Какая-то царственность. Небесное наследие получено. Звание сына Небесного Царя восстановлено. Открыто обладание бесчисленными сокровищами духа.
Глубокое изумление тому, что он увидел, тем загадкам, которые теперь разгадал, и радостное, умиленное восхищение…
Созерцание, начало того все углубляющегося и уширяющегося созерцания, в котором он должен теперь проводить всякое мгновение и все века безграничной вечности.
Созерцание серьезное, тихое, строгое.
Счастье и успокоение – в недоступности более никаким испытаниям, в той полноте существования, в которой уже желаний нет, потому что все уже дано и исполнено.
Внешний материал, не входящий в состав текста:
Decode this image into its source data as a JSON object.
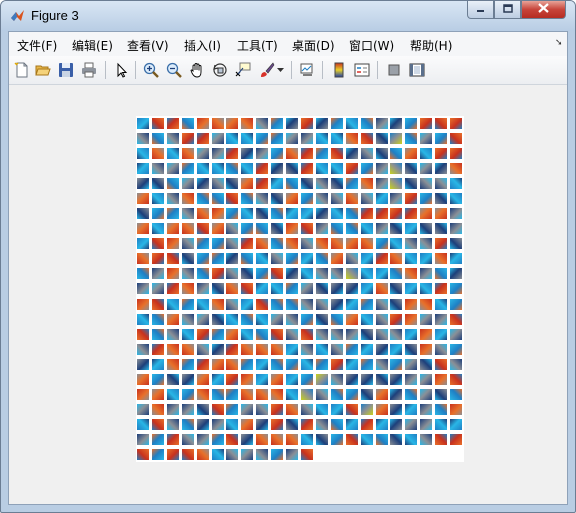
{
  "window": {
    "title": "Figure 3"
  },
  "menu": {
    "items": [
      {
        "label": "文件(F)"
      },
      {
        "label": "编辑(E)"
      },
      {
        "label": "查看(V)"
      },
      {
        "label": "插入(I)"
      },
      {
        "label": "工具(T)"
      },
      {
        "label": "桌面(D)"
      },
      {
        "label": "窗口(W)"
      },
      {
        "label": "帮助(H)"
      }
    ]
  },
  "toolbar": {
    "tools": [
      {
        "icon": "new-figure-icon"
      },
      {
        "icon": "open-file-icon"
      },
      {
        "icon": "save-icon"
      },
      {
        "icon": "print-icon"
      },
      {
        "icon": "edit-plot-arrow-icon"
      },
      {
        "icon": "zoom-in-icon"
      },
      {
        "icon": "zoom-out-icon"
      },
      {
        "icon": "pan-hand-icon"
      },
      {
        "icon": "rotate-3d-icon"
      },
      {
        "icon": "data-cursor-icon"
      },
      {
        "icon": "brush-icon"
      },
      {
        "icon": "link-plot-icon"
      },
      {
        "icon": "colorbar-icon"
      },
      {
        "icon": "legend-icon"
      },
      {
        "icon": "hide-plot-tools-icon"
      },
      {
        "icon": "show-plot-tools-icon"
      }
    ]
  },
  "figure": {
    "grid_columns": 22,
    "grid_rows": 23,
    "tile_count": 496,
    "colors": {
      "blue": "#1f7fc4",
      "cyan": "#29b6e6",
      "navy": "#1d3f7a",
      "orange": "#e8702a",
      "red": "#c8321e",
      "gray": "#8a8f96",
      "yellow": "#c8d21e"
    }
  }
}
И мне думалось, когда я всматривался в этот величавый и осмысленный покой, который смерть налагает на лице верующих людей: «Здесь неверующий мог бы уверовать. Ибо в безмолвии смерти это лицо проповедует о Том, Кому теперь эта душа поклоняется».
Недавно я стоял у гроба человека, которого давно и близко знал, который всегда чувствовал Бога и со всяким годом все больше и больше вживался в мир веры.
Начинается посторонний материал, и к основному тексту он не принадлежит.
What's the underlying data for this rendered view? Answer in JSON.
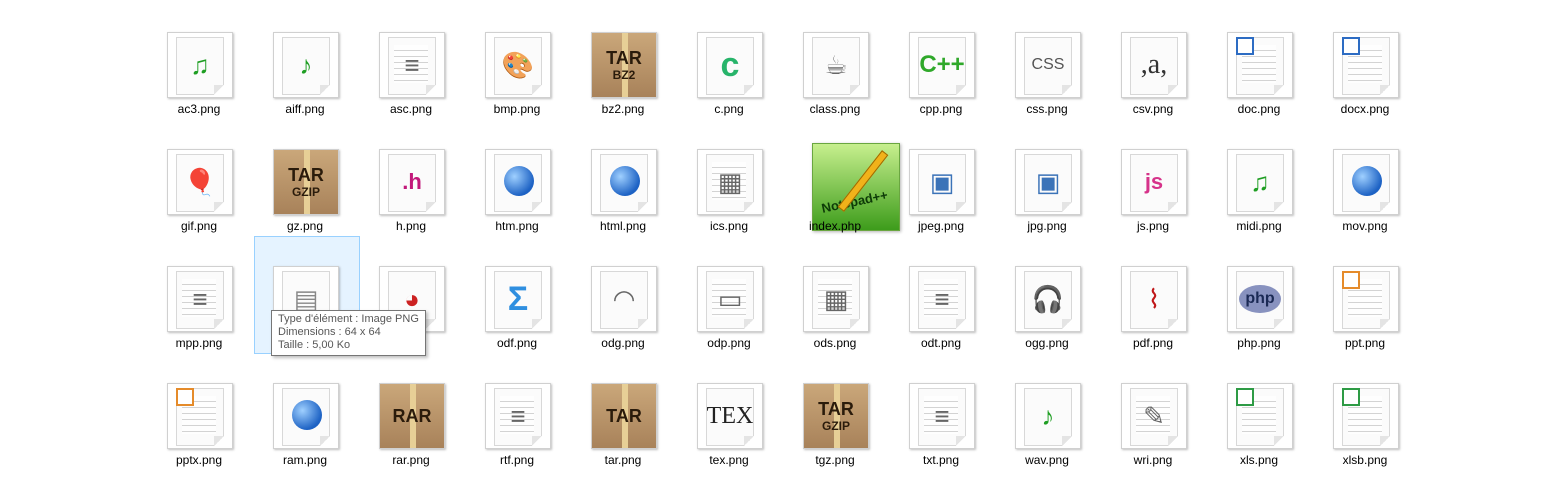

Он умер почти внезапно, чем Бог избавил от раздирания предсмертных прощаний обожавшую его семью. Он прожил счастливо, идя по вершинам житейских успехов, и знал самое возвышенное и безоблачное счастье.
Ни днем, ни ночью гроб его не оставался одиноким. Помимо панихид почти всегда у гроба был кто-нибудь из семьи. Иногда все собирались вместе вокруг гроба и подолгу говорили, как собирались и говорили вокруг живого.
И я понял то, что сказал мне один из членов семьи: «Когда мы смотрим на его лицо, нам кажется, что он жив… И вообще разве не чувствуется, что он все слышит и все видит?»..
Счастливы те, кто хоть чрез такое тяжкое испытание, как смерть близкого человека, уверились в истине загробной жизни и, так сказать, руками осязали связь между землей и вечностью.
Одиночество и Бог
К старинным русским романсам принадлежит один «жалостный» романс, написанный на известные слова Мерзлякова:
«Среди долины ровный, на гладкой высоте…»
Стихотворение это описывает грусть одинокого громадного дуба, стоящего на пригорке, среди долины. Это, конечно, аллегория.
Здесь говорится вообще о грусти одинокого человека.
Одиночество считается тяжким. Мы привыкли жить в обществе себе подобных, нам хочется видеть вокруг себя привычные лица дорогих людей, которых мы понимаем, которые нас понимают, с которыми у нас столько общего.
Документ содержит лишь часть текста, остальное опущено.